Pytanie ciśnie się na usta samo. Jak bardzo trzeba być okrutnym czy ironicznym, by stwierdzić na konferencji prasowej w obecności kilkunastu dziennikarzy, że szkoleniowcy, którzy utrzymali drużynę w PLH i pracują za darmo mogą z dnia na dzień stracić pracę, za którą i tak nie dostają pensji? Oprócz tego hokeiści nie dowiedzieli się kiedy mogą liczyć na wypłaty. Na pytanie trenera Kiecy czy będzie to przed urlopami (ich początek zaplanowany jest na 27 czerwca) prezes Fall odpowiedział w polityczny sposób, czyli nie odpowiedział.

Prezes Marcin Fall, który jest byłym koszykarzem, najwyraźniej nie wie ile kosztuje sprzęt hokejowy. Odważnie stwierdził bowiem, że kapitał zakładowy w wysokości 500 tysięcy złotych wystarczy na bieżącą działalność, wypłatę bieżących pensji, zakup sprzętu sportowego, opłatę za transport na mecze i tak dalej. Należy przypomnieć - wystarczy do grudnia.

- Cały czas mówimy o tym sezonie, licencji na granie w PLH na ten sezon. To jest najważniejsze dla zawodników, ale dla miasta i kibiców najważniejszym jest, aby ta spółka działała kilka, kilkanaście, kilkadziesiąt lat i żeby drużyna działała niezagrożona te kilkadziesiąt lat. Pozyskiwanie sponsorów, transparentność i racjonalne wydawanie środków w połączeniu z tak dobrym właścicielem myślę, że wróży sukces - skomentował Marcin Fall, który wierzy w podniesienie z dna sosnowieckiego hokeja. Jak zaznaczyła Czechowska-Kopeć chęć współpracy wyraziło Radio ESKA.
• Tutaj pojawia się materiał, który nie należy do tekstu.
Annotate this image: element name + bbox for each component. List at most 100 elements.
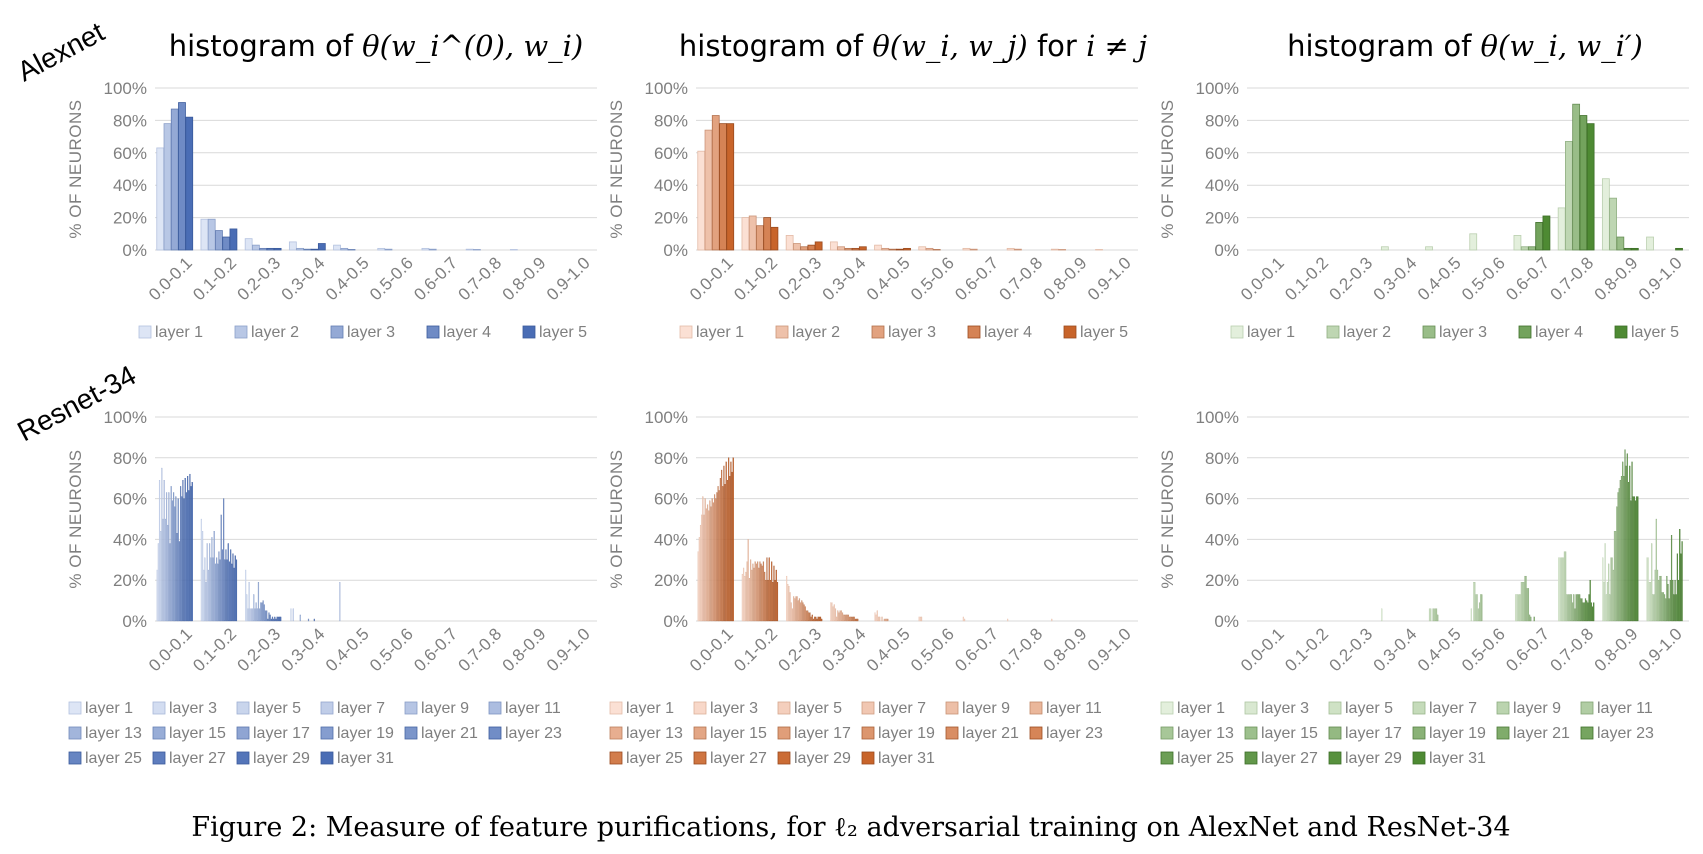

W Sosnowcu odbyło się więc kolejne spotkanie, na którym nie padły konkrety. Można było jednak poznać nowego prezesa spółki, która tak naprawdę jeszcze nic nie może. Oczywiście, toczą się rozmowy z PZHL, wiceprezydent Agnieszka Czechowska-Kopeć prowadzi je od dłuższego czasu. Dawanie nadziei przy powstawaniu spółki i mówienie o dźwiganiu z dna sosnowieckiego hokeja wydaje się więc na wyrost.